I've given some more thought to the idea of removing mercury from seafood via centrifuge-assisted gravity. The method is commonly used for settling large particles out of solutions, but it slows down drastically as particle size decreases.
The standard
Stoke's equation for the velocity of a falling particle in a fluid is:
Velocity = 2 * particle radius^2 * (Particle density - fluid density) * gravitational acceleration / (9 * liquid viscosity)
Effective particle radius for a mercury ion in an aqueous solution is complicated. If you add in wacky organics and biological compounds it gets much too complicated for me to figure out. I'll therefore guess at a rough best-case scenario, with a particle radius of ~0.5 nanometer (about 4 mercury atoms), and a density of 2g/cm^3
viscosity of water = 0.01 kg / m * s
Velocity = 2 * (0.25 * 10^-18 m^2) * (2000 - 1000 kg/m^3) * 9.8 m/s^2 / (9 * 0.01 kg / m*s) =
0.5 * 10^-18 * 10^3 * 10^1 / 10^-1 m/s = 0.5 * 10^-13 m/s, or 0.2 nanometers per hour. At that rate, it would take seven hundred years to clean a layer of tunafish a millimeter thick at 1 gravity. Given a laboratory ultracentrifuge running at 1 million G*, you could do it in six hours. So it's vaguely plausible.
But I really don't know if my estimates for particle radius and density are accurate. I could be optimistic by a factor of 10, or pessimistic by a factor of 2. And I'm not absolutely sure Stoke's equation applies at such a small scale. I may have to wait on this one until I find someone who knows more biochemistry and chemical engineering than I. Hey Vy:)
*Admittedly not good for the health of any Russian ex-spies you're trying to decontaminate.
Update: Discussions have brought up a critical flaw: The seafood would be squashed strained* into goo by the centrifugal forces required to segregate out the mercury in reasonable time.
*see comment discussing density-difference float/sink stresses under high gravitational field(worrisome), and high uniform hydrostatic pressure (should be ok for some, maybe all fish).

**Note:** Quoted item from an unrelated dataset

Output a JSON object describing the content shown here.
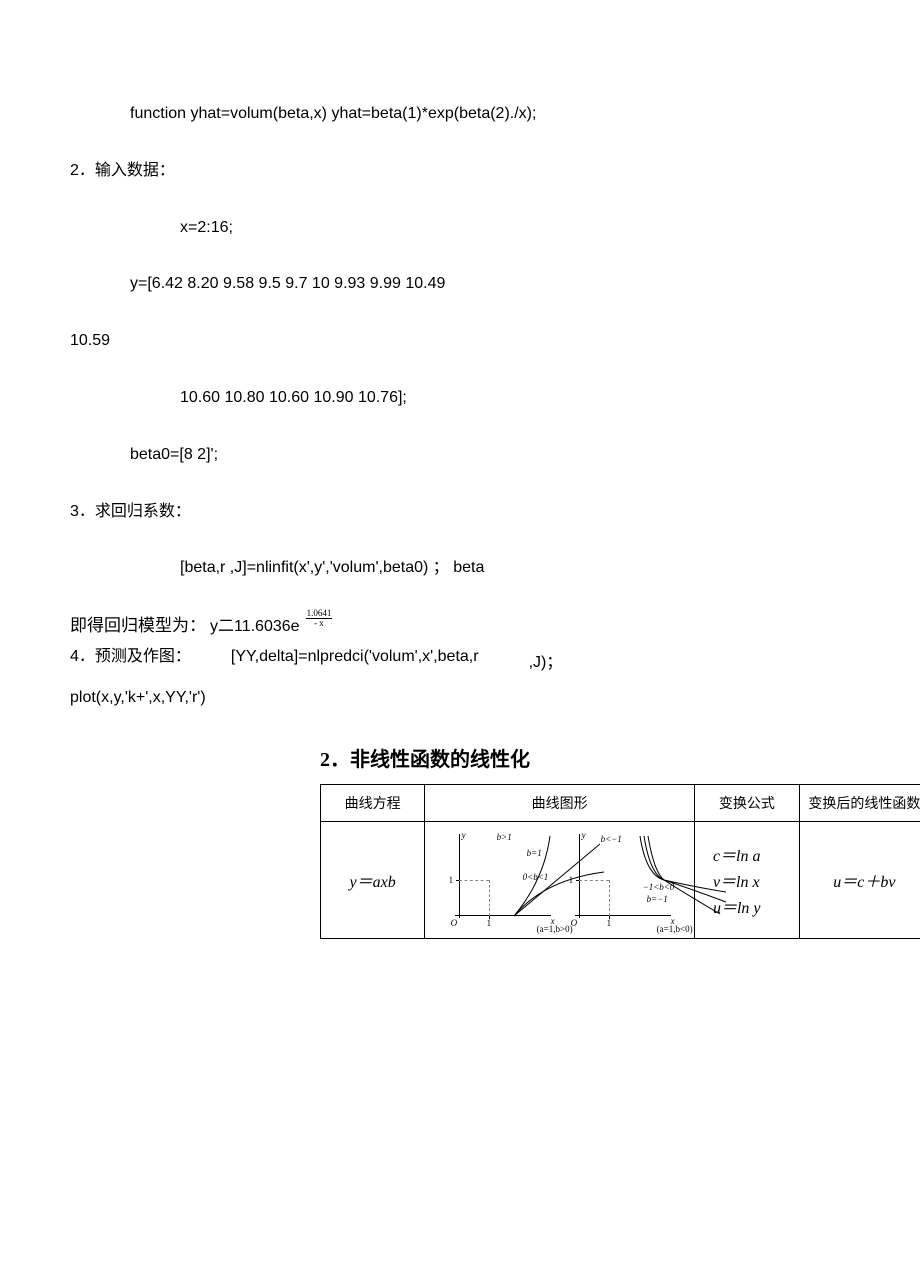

Although large, fatty, predatory fish have higher mercury concentrations overall, I'm not sure whether mercury accumulates specifically in fatty tissue. This
source suggests it doesn't, and that cooking and cleaning methods don't make much of a difference for mercury. But
this source suggests that it does accumulate specifically in fat, and that removing fat during cooking will help. Argh.
Everybody seems to agree that dioxins and PCBs do accumulate specifically in fish fat. On the other hand, all that fish fat, omega-3 oil, etc is supposed to be
good for you.
subjectivity found this page on the
mercury-blocking benefits of selenium (also found in fish). I wonder if making cookpots with a small percentage of selenium in the alloy would help as well?